A federally funded Research Triangle Institute study of Drug Abuse 
Resistance Education (DARE) found that "DARE's core curriculum effect on 
drug use relative to whatever drug education (if any) was offered in the 
control schools is slight and, except for tobacco use, is not statistically 
significant." Source: Ennett, S.T., et al., "How Effective Is Drug Abuse 
Resistance Education? A Meta-Analysis of Project DARE Outcome Evaluations," 
American Journal of Public Health, 84: 1394-1401 (1994).

Dr.
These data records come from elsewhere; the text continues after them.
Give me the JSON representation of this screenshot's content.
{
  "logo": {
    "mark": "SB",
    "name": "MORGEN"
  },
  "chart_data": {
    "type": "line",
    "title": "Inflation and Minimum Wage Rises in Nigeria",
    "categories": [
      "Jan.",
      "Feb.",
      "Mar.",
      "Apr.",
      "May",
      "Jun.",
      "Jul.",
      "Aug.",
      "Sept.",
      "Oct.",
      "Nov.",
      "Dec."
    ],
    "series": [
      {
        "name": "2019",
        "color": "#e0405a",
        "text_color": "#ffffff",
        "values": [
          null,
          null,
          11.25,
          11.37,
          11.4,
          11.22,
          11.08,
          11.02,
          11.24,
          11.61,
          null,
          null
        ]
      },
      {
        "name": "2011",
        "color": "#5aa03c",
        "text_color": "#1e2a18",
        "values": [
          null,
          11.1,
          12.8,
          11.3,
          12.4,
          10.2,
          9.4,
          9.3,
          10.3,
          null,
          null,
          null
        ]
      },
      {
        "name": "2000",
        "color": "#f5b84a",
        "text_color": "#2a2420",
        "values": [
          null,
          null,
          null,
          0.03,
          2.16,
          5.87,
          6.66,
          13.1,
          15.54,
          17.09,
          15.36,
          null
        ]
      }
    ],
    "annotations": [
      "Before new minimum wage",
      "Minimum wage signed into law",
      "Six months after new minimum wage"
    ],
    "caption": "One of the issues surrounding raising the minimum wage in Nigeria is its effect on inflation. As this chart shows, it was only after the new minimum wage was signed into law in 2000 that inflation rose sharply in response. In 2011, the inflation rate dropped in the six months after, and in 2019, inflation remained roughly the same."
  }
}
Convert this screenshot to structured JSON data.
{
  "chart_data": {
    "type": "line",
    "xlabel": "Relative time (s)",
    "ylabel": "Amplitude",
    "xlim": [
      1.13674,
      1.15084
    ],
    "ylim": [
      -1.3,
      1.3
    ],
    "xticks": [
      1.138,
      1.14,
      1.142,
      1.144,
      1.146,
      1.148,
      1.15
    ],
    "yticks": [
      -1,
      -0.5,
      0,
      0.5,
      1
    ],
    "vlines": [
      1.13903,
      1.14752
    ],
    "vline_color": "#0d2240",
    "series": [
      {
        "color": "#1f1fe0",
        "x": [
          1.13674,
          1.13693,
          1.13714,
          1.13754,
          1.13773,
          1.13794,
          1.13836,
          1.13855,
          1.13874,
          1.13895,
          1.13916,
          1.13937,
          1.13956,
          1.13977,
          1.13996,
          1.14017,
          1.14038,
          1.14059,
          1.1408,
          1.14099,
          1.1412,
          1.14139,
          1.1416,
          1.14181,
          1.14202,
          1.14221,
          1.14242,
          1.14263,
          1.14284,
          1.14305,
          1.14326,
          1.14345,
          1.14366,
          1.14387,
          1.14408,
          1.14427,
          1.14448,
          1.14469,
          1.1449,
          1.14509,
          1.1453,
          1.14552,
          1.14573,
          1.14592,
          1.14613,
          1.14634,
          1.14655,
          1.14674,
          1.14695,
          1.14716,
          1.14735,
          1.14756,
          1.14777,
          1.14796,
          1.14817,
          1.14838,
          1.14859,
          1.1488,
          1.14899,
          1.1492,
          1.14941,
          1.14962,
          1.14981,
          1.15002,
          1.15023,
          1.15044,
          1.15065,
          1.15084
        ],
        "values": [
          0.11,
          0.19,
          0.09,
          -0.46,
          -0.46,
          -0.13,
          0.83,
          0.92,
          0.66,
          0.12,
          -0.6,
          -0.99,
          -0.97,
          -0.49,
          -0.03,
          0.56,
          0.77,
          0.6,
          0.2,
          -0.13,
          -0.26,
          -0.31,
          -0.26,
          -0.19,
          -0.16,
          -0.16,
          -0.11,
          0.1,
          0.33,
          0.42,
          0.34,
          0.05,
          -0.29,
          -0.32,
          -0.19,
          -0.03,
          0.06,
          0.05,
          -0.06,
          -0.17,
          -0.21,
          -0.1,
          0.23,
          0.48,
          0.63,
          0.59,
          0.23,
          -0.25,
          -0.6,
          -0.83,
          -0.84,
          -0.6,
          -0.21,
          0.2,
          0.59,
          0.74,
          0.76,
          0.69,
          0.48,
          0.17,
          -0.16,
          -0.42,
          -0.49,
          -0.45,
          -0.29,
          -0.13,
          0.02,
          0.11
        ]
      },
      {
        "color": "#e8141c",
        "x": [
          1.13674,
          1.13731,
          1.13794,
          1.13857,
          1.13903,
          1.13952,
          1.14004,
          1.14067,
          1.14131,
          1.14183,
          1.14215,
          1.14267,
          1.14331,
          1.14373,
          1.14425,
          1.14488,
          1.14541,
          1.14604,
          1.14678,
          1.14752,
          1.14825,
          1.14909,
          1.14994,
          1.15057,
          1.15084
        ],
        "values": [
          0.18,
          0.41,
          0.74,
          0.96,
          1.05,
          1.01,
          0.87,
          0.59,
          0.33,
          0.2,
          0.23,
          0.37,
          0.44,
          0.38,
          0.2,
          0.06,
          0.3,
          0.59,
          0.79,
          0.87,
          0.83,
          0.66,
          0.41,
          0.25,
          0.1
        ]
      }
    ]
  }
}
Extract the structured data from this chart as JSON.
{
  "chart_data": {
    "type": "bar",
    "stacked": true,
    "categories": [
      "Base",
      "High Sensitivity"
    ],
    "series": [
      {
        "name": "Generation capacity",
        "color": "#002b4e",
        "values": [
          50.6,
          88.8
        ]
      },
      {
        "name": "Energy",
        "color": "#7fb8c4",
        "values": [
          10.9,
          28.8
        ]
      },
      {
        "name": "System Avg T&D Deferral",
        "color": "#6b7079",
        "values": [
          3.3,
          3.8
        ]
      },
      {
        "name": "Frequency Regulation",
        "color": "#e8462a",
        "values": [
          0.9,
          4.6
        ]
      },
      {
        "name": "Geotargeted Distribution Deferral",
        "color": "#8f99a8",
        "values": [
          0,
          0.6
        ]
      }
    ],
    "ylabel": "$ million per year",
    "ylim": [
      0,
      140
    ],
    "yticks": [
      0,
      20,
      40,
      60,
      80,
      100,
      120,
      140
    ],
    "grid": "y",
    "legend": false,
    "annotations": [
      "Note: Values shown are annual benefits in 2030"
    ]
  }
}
Dennis Rosenbaum, a professor at the University of Illinois at Chicago, 
recently completed a six-year study of 1,798 students and found that "DARE 
had no long-term effects on a wide range of drug use measures"; DARE does 
not "prevent drug use at the stage in adolescent development when drugs 
become available and are widely used, namely during the high school years"; 
and that DARE may actually be counter productive. According to the study, 
"there is some evidence of a boomerang effect among suburban kids. That is, 
suburban students who were DARE graduates scored higher than suburban 
students in the Control group on all four major drug use measures." Source: 
Rosenbaum, Dennis, Assessing the Effects of School-based Drug Education: A 
Six Year Multilevel Analysis of Project DARE, Abstract (April 6, 1998).